Sağ elinin hareketiyle Petri, her ayrıntıyı yakından inceleyerek yavaşça döndürmeye başladı.
"Düşük yoğunluklu metal alaşımından yapılmış gibi görünüyor," dedi, şaşkınlıktan boğulduğu anlardakinden daha teknik bir tonda. "Motorlar bu üç yaprakla çalışıyor olmalı. Bir çeşit ışığa duyarlı malzemeyle kaplanmış gibi görünüyorlar." Sonunda sistem kontrolleriyle uğraşmaya başlamıştı. "Pistil bir çeşit radyo anteni olmalı ve altıgen prizma kesinlikle bu şeyin "beynidir."
Petri hologramı giderek daha hızlı hareket ettiriyor ve her yöne çeviriyordu. Aniden durdu ve "Buraya bak.
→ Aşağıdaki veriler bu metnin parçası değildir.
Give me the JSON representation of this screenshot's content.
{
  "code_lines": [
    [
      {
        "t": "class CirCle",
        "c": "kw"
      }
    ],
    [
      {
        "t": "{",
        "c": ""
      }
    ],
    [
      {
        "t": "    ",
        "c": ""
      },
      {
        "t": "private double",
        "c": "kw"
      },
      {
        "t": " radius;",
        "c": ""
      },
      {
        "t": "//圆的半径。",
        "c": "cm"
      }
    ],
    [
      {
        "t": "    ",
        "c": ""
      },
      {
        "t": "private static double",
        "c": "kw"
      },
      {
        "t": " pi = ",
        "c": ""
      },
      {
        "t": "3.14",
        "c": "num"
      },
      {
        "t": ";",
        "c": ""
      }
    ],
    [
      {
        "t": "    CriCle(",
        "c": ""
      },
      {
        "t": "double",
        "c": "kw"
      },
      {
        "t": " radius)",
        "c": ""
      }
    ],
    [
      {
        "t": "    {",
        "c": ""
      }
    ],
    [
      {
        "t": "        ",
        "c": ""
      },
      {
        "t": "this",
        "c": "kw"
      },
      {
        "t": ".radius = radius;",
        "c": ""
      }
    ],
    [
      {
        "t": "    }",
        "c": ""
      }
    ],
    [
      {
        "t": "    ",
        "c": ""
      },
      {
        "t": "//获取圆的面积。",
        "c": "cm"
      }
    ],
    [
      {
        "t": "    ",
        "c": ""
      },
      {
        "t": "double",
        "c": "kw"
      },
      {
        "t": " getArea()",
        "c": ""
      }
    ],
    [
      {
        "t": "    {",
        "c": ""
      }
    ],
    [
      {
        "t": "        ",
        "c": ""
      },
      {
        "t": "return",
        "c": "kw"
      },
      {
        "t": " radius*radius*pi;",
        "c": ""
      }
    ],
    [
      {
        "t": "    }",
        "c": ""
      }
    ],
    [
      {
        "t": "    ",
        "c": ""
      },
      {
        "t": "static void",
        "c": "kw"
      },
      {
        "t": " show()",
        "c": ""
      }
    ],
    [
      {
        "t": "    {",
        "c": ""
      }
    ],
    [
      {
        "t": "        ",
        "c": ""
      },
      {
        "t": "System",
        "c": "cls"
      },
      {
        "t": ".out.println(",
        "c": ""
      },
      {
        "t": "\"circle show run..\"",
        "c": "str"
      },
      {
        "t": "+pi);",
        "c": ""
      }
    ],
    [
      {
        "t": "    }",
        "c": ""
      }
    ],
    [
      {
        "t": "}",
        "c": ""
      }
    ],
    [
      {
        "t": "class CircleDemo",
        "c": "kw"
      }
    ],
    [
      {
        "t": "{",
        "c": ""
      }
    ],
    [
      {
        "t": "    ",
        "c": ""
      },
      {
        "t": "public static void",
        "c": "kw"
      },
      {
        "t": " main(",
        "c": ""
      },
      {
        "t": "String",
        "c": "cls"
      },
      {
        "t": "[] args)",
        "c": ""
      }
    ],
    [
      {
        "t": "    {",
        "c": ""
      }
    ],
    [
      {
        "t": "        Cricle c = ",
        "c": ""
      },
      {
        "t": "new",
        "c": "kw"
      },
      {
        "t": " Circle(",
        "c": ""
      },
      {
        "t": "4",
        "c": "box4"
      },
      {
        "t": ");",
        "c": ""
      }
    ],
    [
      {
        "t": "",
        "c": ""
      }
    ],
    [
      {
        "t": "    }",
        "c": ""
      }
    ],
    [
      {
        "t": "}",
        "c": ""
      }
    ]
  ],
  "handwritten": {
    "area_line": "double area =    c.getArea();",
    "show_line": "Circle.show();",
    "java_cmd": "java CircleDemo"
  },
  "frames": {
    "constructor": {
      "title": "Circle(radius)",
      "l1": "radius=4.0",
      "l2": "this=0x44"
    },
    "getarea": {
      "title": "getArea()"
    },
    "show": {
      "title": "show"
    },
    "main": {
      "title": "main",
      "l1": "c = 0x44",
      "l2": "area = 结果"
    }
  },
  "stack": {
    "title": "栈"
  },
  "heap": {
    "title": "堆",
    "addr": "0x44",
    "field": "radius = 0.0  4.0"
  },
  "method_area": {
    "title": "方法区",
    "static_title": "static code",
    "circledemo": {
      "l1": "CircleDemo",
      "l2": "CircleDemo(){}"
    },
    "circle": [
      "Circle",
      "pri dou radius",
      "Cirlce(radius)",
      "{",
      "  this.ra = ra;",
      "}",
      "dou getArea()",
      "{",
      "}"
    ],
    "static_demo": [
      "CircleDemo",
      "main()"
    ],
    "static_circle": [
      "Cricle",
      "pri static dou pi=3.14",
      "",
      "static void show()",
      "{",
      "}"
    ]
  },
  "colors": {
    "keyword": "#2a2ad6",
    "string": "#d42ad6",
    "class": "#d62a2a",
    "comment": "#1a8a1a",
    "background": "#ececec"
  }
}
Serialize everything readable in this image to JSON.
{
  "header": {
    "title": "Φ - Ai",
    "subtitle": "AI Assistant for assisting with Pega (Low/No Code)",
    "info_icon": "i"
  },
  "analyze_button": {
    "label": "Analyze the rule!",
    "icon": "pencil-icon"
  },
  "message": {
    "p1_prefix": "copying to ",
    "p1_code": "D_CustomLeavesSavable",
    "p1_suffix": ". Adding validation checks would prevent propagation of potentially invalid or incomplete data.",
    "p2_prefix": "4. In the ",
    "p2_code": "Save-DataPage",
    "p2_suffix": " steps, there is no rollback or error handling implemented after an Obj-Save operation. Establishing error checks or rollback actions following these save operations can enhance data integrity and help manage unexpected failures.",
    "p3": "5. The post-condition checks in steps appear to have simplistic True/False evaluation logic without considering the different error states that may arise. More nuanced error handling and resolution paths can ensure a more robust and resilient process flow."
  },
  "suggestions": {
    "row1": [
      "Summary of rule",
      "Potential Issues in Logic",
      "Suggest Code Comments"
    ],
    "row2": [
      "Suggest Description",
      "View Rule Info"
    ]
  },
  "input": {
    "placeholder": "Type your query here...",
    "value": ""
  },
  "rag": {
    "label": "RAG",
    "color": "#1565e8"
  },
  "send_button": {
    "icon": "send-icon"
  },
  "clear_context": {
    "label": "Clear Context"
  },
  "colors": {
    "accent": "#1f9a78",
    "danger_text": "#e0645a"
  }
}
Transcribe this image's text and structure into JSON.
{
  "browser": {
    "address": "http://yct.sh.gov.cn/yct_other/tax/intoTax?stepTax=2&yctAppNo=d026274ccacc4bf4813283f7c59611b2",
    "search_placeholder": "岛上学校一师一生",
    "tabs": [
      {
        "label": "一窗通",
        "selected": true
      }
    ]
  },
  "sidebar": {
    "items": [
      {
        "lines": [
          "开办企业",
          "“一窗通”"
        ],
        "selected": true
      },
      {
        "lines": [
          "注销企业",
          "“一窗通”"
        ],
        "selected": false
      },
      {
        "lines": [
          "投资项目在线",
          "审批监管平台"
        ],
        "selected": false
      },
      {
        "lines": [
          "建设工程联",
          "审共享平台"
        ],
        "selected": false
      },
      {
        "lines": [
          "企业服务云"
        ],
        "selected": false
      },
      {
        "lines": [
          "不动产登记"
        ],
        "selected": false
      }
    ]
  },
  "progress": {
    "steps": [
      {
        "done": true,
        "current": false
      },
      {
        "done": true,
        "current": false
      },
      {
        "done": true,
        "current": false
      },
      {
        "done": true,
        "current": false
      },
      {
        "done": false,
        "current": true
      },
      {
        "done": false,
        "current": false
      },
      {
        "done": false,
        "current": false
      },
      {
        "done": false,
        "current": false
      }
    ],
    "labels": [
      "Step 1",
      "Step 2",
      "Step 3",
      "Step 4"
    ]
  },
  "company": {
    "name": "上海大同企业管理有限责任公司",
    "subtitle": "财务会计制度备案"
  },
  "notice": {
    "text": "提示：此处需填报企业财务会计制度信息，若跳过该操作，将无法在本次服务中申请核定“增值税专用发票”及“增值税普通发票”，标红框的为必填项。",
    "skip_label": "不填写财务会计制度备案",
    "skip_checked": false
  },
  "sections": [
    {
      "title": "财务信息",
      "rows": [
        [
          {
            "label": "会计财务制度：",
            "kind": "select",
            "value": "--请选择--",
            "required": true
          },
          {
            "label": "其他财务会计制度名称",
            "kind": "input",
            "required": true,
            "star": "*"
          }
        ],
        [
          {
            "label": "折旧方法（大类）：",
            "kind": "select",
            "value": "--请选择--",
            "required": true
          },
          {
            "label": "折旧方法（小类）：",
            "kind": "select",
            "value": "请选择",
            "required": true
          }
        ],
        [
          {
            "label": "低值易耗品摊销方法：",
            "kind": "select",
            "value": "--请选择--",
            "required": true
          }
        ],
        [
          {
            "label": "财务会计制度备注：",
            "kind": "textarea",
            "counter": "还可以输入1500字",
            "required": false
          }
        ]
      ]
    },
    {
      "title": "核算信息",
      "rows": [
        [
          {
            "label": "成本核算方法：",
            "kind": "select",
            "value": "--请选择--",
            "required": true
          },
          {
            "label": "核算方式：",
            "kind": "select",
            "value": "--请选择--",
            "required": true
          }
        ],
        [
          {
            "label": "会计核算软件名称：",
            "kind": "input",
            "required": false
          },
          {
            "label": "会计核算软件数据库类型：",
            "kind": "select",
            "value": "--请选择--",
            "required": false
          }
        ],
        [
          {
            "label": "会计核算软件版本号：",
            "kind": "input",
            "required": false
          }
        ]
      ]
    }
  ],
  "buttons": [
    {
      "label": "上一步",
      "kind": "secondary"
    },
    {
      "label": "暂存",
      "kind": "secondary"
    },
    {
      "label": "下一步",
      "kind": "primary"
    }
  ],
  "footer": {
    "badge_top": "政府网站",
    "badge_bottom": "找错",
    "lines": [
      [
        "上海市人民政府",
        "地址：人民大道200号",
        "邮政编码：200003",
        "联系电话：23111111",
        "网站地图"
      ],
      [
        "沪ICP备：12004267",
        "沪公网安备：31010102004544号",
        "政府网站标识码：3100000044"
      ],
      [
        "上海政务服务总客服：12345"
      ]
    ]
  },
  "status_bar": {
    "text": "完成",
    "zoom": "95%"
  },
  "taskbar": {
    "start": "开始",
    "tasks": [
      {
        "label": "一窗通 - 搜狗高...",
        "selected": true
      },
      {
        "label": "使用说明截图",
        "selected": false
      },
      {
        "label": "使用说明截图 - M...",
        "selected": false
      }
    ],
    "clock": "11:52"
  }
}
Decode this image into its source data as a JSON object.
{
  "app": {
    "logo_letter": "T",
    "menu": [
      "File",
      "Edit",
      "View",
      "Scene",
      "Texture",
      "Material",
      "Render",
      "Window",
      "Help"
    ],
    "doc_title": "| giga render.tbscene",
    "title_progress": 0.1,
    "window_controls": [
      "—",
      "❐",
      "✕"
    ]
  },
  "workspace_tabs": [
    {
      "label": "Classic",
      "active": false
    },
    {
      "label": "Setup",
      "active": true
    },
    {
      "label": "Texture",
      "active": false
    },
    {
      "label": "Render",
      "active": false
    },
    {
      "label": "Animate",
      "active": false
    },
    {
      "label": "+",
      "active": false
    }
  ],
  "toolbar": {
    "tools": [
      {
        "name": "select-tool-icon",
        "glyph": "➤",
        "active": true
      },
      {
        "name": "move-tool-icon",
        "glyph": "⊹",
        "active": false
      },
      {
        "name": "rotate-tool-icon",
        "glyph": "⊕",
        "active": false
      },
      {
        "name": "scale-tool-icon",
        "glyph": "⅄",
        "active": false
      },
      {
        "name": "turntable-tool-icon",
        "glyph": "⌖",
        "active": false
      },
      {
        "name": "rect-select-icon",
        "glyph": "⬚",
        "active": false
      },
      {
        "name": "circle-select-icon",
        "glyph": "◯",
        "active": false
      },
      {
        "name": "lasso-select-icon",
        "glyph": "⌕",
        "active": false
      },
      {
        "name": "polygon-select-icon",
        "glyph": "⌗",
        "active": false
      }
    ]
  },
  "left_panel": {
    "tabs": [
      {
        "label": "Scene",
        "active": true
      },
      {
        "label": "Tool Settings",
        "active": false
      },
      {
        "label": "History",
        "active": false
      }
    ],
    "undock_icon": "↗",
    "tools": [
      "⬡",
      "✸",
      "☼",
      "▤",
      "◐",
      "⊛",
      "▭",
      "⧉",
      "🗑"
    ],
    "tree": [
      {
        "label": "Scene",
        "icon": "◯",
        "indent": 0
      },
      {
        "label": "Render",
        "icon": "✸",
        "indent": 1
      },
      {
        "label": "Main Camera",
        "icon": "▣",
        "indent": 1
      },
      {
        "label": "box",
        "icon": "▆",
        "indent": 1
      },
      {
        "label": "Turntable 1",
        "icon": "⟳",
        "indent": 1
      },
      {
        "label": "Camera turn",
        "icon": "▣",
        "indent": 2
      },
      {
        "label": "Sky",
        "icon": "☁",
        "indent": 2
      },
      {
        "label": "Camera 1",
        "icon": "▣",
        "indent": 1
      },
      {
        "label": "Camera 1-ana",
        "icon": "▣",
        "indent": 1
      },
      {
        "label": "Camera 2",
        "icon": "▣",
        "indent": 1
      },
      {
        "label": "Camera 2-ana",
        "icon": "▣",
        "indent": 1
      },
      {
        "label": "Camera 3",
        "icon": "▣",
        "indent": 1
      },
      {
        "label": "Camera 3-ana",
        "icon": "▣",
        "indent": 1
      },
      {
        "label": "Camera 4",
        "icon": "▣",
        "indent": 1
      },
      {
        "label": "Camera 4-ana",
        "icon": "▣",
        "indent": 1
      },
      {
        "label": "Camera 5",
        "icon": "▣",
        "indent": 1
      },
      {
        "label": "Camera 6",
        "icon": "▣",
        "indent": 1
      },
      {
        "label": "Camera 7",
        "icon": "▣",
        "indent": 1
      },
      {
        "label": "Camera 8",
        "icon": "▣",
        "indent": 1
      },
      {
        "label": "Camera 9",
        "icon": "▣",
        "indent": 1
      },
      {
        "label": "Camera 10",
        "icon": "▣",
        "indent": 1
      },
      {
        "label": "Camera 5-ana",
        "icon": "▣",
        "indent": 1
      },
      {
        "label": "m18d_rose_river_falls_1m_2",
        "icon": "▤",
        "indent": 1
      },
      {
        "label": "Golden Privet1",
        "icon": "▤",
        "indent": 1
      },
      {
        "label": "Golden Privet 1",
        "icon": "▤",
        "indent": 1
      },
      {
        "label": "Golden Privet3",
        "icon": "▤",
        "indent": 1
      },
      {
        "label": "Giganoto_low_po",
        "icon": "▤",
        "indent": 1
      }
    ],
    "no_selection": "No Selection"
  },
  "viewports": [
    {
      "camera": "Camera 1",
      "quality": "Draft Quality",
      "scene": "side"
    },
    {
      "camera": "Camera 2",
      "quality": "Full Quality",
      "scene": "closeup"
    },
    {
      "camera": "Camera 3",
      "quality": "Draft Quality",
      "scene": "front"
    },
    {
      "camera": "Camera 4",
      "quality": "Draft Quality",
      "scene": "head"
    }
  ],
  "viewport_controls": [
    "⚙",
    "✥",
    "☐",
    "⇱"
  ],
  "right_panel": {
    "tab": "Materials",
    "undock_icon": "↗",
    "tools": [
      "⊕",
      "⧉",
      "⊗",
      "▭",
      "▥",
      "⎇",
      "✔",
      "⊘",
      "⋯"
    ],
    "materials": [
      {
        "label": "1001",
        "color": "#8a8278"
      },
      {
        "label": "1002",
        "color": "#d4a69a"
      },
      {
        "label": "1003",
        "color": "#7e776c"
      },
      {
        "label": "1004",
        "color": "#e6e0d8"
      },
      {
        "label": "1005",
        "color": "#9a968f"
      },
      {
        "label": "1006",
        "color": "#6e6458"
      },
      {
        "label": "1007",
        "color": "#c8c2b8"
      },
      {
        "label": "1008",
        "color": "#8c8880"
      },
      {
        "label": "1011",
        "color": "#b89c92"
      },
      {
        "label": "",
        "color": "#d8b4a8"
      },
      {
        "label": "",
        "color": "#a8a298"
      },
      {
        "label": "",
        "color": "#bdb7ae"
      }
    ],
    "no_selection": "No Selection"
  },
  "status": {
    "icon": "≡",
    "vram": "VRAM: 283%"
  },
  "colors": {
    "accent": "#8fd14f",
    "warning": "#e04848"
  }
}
Bunun ne olduğunu düşünüyorsun?" diye sordu, küçük bir alanı yakınlaştırarak.
Azakis yaklaşabildiği kadar yaklaştı. "Sembol gibi görünüyorlar."
Petri, "İki sembol olduğunu söyleyebilirim," diye düzeltti, "ya da daha iyisi, bir çizim ve dört sembol birbirine yakın."
Azakis hala N^COM'da hevesle aranıyordu, GCS'de bir şey bulmaya çalışıyordu. Yine de önlerindeki nesneyle eşleşen hiçbir şey yoktu.
Çizim, on beş yatay kırmızı ve beyaz çizgiden oluşan bir dikdörtgeni temsil ediyordu. Sol üst köşede elli adet beyaz beş köşeli yıldız içeren başka bir mavi dikdörtgen vardı. Bunun sağında dört sembol vardı:
JUNO
Azakis, "Bir tür yazıya benziyor." diye tahmin etti. "Belki de semboller sondayı yapanların adını temsil ediyordur."
Petri, "Ya da belki de adı bu", diye ekledi. "Sondaya 'JUNO' denir ve bu renkli dikdörtgen imalatçıların sembolüdür."
Azakis, "Her ne ise, bizim tarafımızdan yapılmadı", dedi. "Sence içinde bir yaşam formu olabilir mi?"
"Gerçekten sanmıyorum. En azından bildiğimiz bir şey yok. Bir şeyin bulunabileceği tek yer arka kapsüldür ve bu bir canlıyı barındırmak için çok küçüktür."
O konuşurken bile, Petri sondayı taramaya başlamıştı, içinde bir yaşam belirtisi arıyordu. Birkaç dakika sonra ekranda bir dizi sembol belirdi ve bunları hızla arkadaşına çevirmeye çalıştı.
"Algılayıcılarımıza göre içeride yaşayan bir şey yok. Silah da yok gibi görünüyor. Bir ön analizden, bu şeyin güneş sisteminin orta kısmını keşfeden bir tür keşif gemisi olduğunu söyleyebilirim, kim bilir ne arıyor."
Azakis, "Olabilir", dedi. "Ama sormamız gereken soru şu: Kim tarafından gönderildi?"